When this was digitally remastered and reissued as a CD, the cover changed. The Miles Davis on the new cover was that of the late 1970s and 1980s. Not the successful young business in the Wall Street suit.
For the legal minds reading this, the original cover has a recent legal history, all to do with copyright. Read this.
There has always been a bit of controversy about the music – who wrote what, and should have been credited, but was not. This was mainly about the pianist, the great Bill Evans. Here’s a note from the Bill Evans Website. “Bill Evans was the pianist in Miles Davis’ group in 1958, and after a few tracks recorded and less than a year touring with the band, left to form his own trio and expand his career,. He was called back to play on the now legendary “Kind of Blue” album in the spring of 1959. According to many sources, Miles concept for the modally-conceived tunes of the sessions was indeed based on the playing of Evans. Bill, in fact, penned “Blue In Green” (though the writer’s credit still usually goes to Miles, the Miles Davis Estate has finally admitted in 2002 on the official website , that Evans wrote the tune) and his piano sound is so much a part of the ambience of this historic album. “Kind of Blue” also featured the legendary musicians John Coltrane, Cannonball Adderly, Paul Chambers and Jimmy Cobb. … These liner notes below, written by Bill Evans, appear on the original recording sleeve.”
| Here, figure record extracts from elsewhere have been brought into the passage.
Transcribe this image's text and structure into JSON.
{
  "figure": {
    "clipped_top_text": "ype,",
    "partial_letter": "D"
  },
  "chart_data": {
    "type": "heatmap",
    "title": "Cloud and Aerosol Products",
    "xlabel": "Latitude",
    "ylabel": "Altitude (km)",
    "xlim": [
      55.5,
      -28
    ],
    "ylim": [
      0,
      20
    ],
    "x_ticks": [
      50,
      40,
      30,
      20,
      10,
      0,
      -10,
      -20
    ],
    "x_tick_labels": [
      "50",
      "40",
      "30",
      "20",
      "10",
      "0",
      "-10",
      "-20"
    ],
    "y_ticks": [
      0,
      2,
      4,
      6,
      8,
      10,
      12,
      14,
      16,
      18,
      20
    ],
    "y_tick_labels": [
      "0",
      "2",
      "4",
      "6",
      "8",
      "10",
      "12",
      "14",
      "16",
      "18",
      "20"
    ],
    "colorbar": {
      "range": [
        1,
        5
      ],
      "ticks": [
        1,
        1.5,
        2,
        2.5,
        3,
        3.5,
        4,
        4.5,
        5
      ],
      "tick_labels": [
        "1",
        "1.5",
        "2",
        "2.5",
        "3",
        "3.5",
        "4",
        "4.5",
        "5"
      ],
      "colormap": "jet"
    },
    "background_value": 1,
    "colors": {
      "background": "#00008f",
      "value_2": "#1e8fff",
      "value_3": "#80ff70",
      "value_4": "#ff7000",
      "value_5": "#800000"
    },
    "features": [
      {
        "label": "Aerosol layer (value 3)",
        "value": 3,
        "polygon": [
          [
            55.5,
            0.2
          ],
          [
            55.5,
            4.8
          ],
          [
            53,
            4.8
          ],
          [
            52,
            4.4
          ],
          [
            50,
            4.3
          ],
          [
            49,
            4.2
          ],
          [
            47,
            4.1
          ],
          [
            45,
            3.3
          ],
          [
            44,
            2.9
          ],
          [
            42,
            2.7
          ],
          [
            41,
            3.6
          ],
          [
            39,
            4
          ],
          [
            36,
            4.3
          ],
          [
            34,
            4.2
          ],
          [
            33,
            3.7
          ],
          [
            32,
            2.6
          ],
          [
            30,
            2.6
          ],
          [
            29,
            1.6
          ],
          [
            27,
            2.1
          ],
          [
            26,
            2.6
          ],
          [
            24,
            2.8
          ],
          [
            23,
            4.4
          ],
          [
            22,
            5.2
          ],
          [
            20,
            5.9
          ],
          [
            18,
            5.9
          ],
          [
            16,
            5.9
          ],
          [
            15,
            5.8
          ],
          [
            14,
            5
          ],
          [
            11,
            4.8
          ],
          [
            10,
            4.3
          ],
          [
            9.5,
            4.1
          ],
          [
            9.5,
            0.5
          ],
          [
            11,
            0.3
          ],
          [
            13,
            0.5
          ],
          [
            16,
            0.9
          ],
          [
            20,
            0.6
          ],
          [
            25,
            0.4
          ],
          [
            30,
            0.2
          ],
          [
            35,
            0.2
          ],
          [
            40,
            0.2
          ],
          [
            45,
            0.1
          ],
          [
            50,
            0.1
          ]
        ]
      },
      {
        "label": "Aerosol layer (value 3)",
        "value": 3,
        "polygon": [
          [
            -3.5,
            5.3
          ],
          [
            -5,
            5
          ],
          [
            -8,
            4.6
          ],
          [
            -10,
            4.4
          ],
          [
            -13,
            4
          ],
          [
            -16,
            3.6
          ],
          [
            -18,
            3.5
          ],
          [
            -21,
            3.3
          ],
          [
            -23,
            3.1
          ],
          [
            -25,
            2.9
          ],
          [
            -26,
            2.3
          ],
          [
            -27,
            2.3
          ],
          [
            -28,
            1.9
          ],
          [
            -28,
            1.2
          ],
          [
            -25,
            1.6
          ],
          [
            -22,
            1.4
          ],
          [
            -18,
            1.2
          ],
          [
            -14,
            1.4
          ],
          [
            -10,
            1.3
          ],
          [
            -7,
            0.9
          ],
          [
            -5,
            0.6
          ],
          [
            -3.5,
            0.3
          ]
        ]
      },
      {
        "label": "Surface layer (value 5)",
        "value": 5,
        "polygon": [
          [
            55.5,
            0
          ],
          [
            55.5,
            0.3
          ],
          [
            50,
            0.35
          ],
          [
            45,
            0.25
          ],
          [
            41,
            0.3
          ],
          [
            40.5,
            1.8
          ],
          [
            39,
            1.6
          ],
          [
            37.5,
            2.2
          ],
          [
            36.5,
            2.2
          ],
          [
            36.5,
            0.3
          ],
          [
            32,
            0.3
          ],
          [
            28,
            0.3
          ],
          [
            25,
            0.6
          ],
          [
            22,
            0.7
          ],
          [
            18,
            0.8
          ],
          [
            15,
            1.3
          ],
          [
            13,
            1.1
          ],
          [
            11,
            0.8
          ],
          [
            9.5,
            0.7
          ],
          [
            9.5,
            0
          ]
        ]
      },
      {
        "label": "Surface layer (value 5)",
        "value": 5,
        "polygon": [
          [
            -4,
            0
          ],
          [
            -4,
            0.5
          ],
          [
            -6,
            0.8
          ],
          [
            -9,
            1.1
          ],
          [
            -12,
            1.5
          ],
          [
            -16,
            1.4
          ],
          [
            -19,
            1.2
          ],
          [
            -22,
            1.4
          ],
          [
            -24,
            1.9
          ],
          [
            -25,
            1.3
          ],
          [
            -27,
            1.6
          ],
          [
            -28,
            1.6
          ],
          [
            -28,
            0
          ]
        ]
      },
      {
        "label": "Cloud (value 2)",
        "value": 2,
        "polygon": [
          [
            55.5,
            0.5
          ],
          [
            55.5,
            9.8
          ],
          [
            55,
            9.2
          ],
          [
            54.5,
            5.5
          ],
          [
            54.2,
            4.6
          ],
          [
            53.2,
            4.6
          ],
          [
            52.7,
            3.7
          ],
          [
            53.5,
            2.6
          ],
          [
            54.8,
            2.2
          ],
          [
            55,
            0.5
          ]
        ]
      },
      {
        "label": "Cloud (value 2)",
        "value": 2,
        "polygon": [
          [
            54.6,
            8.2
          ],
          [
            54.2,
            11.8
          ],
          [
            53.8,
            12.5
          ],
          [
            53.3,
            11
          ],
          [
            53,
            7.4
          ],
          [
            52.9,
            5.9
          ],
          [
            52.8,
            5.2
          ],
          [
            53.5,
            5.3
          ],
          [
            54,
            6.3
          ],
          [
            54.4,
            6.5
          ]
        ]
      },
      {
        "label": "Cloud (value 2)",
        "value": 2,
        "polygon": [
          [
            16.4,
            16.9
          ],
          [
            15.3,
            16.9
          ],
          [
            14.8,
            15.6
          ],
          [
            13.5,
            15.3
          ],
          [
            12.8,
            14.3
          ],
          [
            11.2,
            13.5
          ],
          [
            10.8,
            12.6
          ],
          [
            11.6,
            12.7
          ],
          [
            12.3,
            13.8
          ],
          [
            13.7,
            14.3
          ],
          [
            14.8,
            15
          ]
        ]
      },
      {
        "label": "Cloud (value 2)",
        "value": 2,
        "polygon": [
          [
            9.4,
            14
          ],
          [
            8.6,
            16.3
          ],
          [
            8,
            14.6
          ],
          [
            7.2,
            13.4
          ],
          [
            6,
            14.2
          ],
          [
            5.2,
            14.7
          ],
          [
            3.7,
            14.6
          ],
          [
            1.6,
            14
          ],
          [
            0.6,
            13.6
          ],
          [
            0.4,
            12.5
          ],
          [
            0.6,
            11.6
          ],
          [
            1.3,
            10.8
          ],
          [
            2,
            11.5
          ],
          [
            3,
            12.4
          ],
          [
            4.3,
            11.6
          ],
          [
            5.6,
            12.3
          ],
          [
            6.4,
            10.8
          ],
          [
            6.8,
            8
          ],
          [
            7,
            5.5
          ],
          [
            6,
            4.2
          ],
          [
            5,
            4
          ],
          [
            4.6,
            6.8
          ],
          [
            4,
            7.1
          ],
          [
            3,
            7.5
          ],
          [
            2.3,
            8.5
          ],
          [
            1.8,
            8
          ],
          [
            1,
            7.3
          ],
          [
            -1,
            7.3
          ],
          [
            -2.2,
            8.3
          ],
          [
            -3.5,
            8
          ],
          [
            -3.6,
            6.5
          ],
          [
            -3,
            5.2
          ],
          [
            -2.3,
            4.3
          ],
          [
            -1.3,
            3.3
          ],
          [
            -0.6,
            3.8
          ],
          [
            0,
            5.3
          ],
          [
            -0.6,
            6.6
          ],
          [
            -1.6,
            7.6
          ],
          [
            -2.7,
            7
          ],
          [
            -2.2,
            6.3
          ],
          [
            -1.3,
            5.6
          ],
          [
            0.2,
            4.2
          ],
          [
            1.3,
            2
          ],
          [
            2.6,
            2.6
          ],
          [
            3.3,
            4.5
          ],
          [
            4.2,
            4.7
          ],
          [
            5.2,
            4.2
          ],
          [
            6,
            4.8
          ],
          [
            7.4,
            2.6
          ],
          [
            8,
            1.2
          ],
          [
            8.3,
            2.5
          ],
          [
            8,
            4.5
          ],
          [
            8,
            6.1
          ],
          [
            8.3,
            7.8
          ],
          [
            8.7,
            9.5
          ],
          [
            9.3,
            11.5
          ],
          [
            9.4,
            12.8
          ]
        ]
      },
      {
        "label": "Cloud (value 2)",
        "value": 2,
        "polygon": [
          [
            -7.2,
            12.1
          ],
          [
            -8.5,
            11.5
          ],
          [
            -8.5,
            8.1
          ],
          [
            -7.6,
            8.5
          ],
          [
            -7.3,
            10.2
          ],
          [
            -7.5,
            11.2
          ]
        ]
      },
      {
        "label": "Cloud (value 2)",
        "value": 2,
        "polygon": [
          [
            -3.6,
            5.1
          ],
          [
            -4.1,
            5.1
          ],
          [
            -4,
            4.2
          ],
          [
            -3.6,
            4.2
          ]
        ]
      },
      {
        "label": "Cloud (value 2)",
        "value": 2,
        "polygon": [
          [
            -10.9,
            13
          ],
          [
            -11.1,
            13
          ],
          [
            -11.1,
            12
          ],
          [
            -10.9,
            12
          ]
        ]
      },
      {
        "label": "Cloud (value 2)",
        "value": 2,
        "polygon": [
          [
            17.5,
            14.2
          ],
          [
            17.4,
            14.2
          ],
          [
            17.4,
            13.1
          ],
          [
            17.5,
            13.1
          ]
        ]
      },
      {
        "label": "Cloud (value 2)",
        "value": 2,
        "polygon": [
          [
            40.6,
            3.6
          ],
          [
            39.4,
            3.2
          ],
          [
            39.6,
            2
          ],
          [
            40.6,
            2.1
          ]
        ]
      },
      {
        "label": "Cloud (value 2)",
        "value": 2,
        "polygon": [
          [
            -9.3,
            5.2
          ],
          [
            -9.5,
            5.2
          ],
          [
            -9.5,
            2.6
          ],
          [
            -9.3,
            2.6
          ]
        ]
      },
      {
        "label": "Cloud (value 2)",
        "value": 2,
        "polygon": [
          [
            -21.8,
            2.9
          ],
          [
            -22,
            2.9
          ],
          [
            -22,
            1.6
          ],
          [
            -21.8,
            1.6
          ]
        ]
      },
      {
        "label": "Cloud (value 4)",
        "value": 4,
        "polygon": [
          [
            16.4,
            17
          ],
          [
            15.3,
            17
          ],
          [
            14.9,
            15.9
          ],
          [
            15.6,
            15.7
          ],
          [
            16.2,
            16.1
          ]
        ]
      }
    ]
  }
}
“There is a Japanese visual art in which the artist is forced to be spontaneous. He must paint on a thin stretched parchment with a special brush and black water paint in such a way that an unnatural or interrupted stroke will destroy the line or break through the parchment. Erasures or changes are impossible. These artists must practice a particular discipline, that of allowing the idea to express itself in communication with their hands in such a direct way that deliberation cannot interfere.
“The resulting pictures lack the complex composition and textures of ordinary painting, but it is said that those who see well find something captured that escapes explanation.
“This conviction that direct deed is the most meaningful reflections, I believe, has prompted the evolution of the extremely severe and unique disciplines of the jazz or improvising musician.
“Group improvisation is a further challenge. Aside from the weighty technical problem of collective coherent thinking, there is the very human, even social need for sympathy from all members to bend for the common result. This most difficult problem, I think, is beautifully met and solved on this recording.
“As the painter needs his framework of parchment, the improvising musical group needs its framework in time,. Miles Davis presents here frameworks which are exquisite in their simplicity and yet contain all that is necessary to stimulate performance with sure reference to the primary conception.
“Miles conceived these settings only hours before the recording dates and arrived with sketches which indicated to the group what was to be played. Therefore, you will hear something close to pure spontaneity in these performances. The group had never played these pieces prior to the recordings and I think without exception the first complete performance of each was a “take.””
If you don’t have KoB yet (!!???!) go out and get it. NOW!!